In terms of self-discipline, this may mean that you’re going to exercise more or eat more healthfully or call your old granny more than once a year – whatever it is that you feel the need to exert self-discipline in order to achieve, that’s where you focus. And, if you keep at it long enough, it’s likely that you’ll succeed. Due to this success, you earn the right to be proud of yourself (and you should exercise that muscle regularly), thereby positively reinforcing the self-discipline and awarding the achievement with a sense of self-satisfaction.
When we speak about corporal discipline, it seems to me as though the course of actions/reactions are somewhat similar: one receives a disciplinary spanking (or caning or strapping or whuppin’ or thrashing or whatever) in order to address less-than-stellar behaviors in hopes that the repeated application of this will lead to an aversion to those negative behaviors. In the same way that we exert our energies toward self-discipline, together with your disciplinarian you exert energies- physical, mental, emotional – into the process of ‘clearing the slate’…focusing on better future outcomes. Just as with self-discipline, if you (both) keep at it, you’ll likely succeed in altering those unwanted behaviors, which will make you feel better. Which will make you proud of yourself. Which will…you get the idea.
Perfection is never the goal. Nobody should strive for perfect behavior, perfect attendance, or even perfect table manners.
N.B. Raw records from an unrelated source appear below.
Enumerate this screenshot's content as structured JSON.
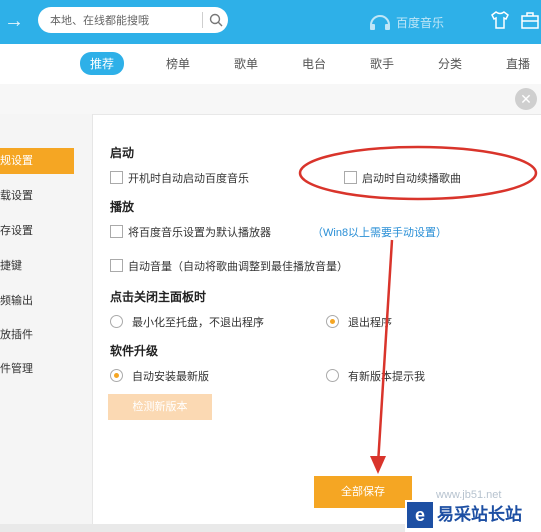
{
  "search": {
    "placeholder": "本地、在线都能搜哦"
  },
  "brand": {
    "name": "百度音乐"
  },
  "tabs": [
    {
      "label": "推荐",
      "active": true
    },
    {
      "label": "榜单"
    },
    {
      "label": "歌单"
    },
    {
      "label": "电台"
    },
    {
      "label": "歌手"
    },
    {
      "label": "分类"
    },
    {
      "label": "直播"
    }
  ],
  "sidebar": {
    "items": [
      {
        "label": "规设置",
        "active": true
      },
      {
        "label": "载设置"
      },
      {
        "label": "存设置"
      },
      {
        "label": "捷键"
      },
      {
        "label": "频输出"
      },
      {
        "label": "放插件"
      },
      {
        "label": "件管理"
      }
    ]
  },
  "sections": {
    "startup": {
      "title": "启动",
      "opt1": "开机时自动启动百度音乐",
      "opt2": "启动时自动续播歌曲"
    },
    "play": {
      "title": "播放",
      "opt1": "将百度音乐设置为默认播放器",
      "link": "（Win8以上需要手动设置）",
      "opt2": "自动音量（自动将歌曲调整到最佳播放音量）"
    },
    "close": {
      "title": "点击关闭主面板时",
      "opt1": "最小化至托盘，不退出程序",
      "opt2": "退出程序",
      "selected": "opt2"
    },
    "upgrade": {
      "title": "软件升级",
      "opt1": "自动安装最新版",
      "opt2": "有新版本提示我",
      "selected": "opt1"
    }
  },
  "buttons": {
    "check": "检测新版本",
    "save": "全部保存"
  },
  "watermark": {
    "url": "www.jb51.net",
    "text": "易采站长站"
  },
  "colors": {
    "accent": "#2eb0e8",
    "orange": "#f5a623",
    "annotation": "#d9342b"
  }
}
ALL of us need to honk the horn in traffic once in a while, and everybody needs to skip out on something they really promised to attend occasionally, and we all - certainly – should place our elbows firmly on the table in front of our in-laws every now and again. Just to keep things from getting boring.
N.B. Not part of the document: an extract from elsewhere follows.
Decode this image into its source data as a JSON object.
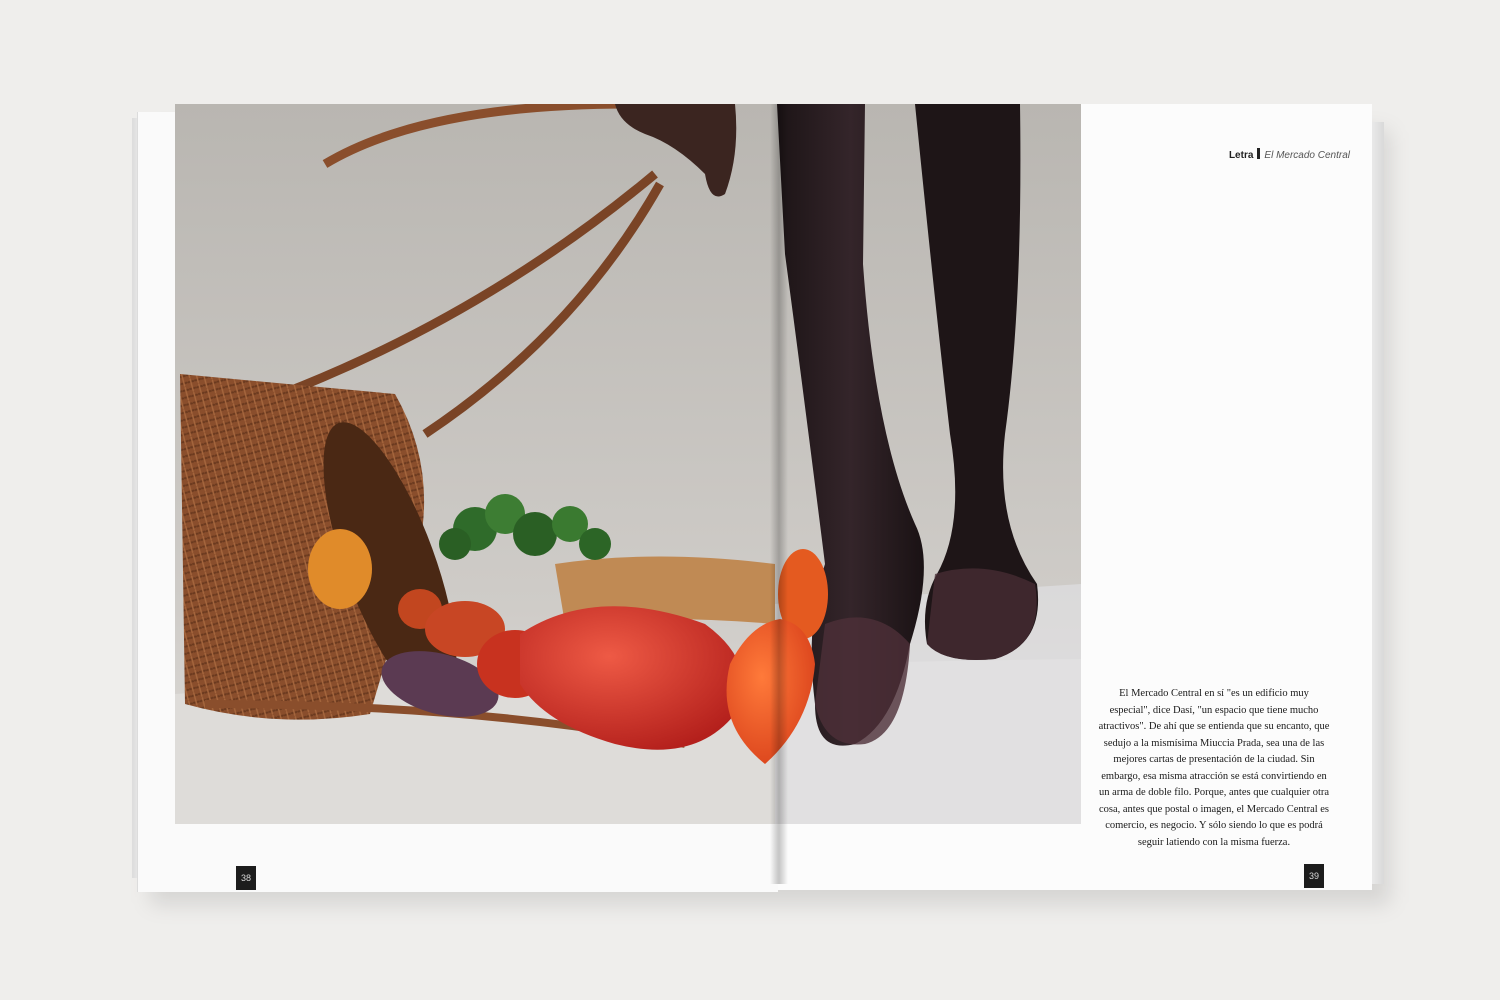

Don’t kick yourself in the fanny if you don’t manage to achieve every single little thing you’re working toward, all at once. Cut yourself some slack. Remember that you’re human, and change takes time, and that, no matter how much you fix, you’ll still never be perfect. Thank goodness.
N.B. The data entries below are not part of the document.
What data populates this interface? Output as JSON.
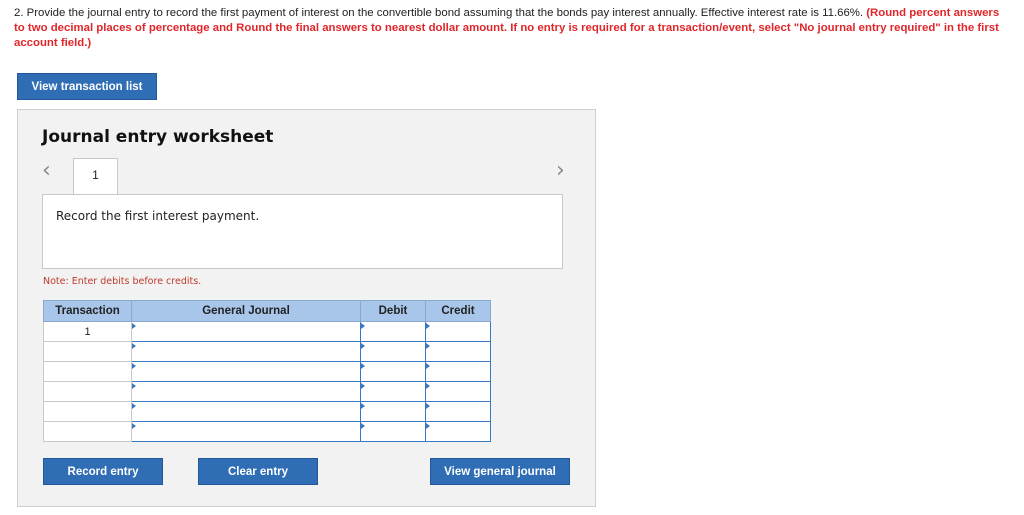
{
  "question": {
    "text": "2. Provide the journal entry to record the first payment of interest on the convertible bond assuming that the bonds pay interest annually. Effective interest rate is 11.66%. ",
    "instruction": "(Round percent answers to two decimal places of percentage and Round the final answers to nearest dollar amount. If no entry is required for a transaction/event, select \"No journal entry required\" in the first account field.)"
  },
  "buttons": {
    "view_transaction_list": "View transaction list",
    "record_entry": "Record entry",
    "clear_entry": "Clear entry",
    "view_general_journal": "View general journal"
  },
  "worksheet": {
    "title": "Journal entry worksheet",
    "nav_prev": "<",
    "nav_next": ">",
    "active_tab": "1",
    "description": "Record the first interest payment.",
    "note": "Note: Enter debits before credits."
  },
  "table": {
    "headers": [
      "Transaction",
      "General Journal",
      "Debit",
      "Credit"
    ],
    "rows": [
      {
        "transaction": "1",
        "account": "",
        "debit": "",
        "credit": ""
      },
      {
        "transaction": "",
        "account": "",
        "debit": "",
        "credit": ""
      },
      {
        "transaction": "",
        "account": "",
        "debit": "",
        "credit": ""
      },
      {
        "transaction": "",
        "account": "",
        "debit": "",
        "credit": ""
      },
      {
        "transaction": "",
        "account": "",
        "debit": "",
        "credit": ""
      },
      {
        "transaction": "",
        "account": "",
        "debit": "",
        "credit": ""
      }
    ]
  },
  "colors": {
    "button_blue": "#2f6db5",
    "header_blue": "#a8c6ea",
    "instruction_red": "#e0262a",
    "input_border": "#3a78c2"
  }
}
What I’d like from all my regular playmates who’re participating in discipline programs is to forego your usual AR’s this week in favor of a firm pat on the back for yourselves. Screw the stuff that didn’t go well, and give yourself an immense amount of credit for the simple fact that you’re working on it. And you’ll get there. Write and tell me how awesome you are, and mean it.
For anyone else who’s having a hard time meeting their goals, let’s agree to a short moratorium on self-loathing, guilt, and blaming ourselves. Take a week off from trying to make yourself ‘better’ and make a list of all the things about yourself which are, in this very minute, just damn dandy. Then pin that list to your bathroom mirror and read it every morning. You probably rock much harder than you realize.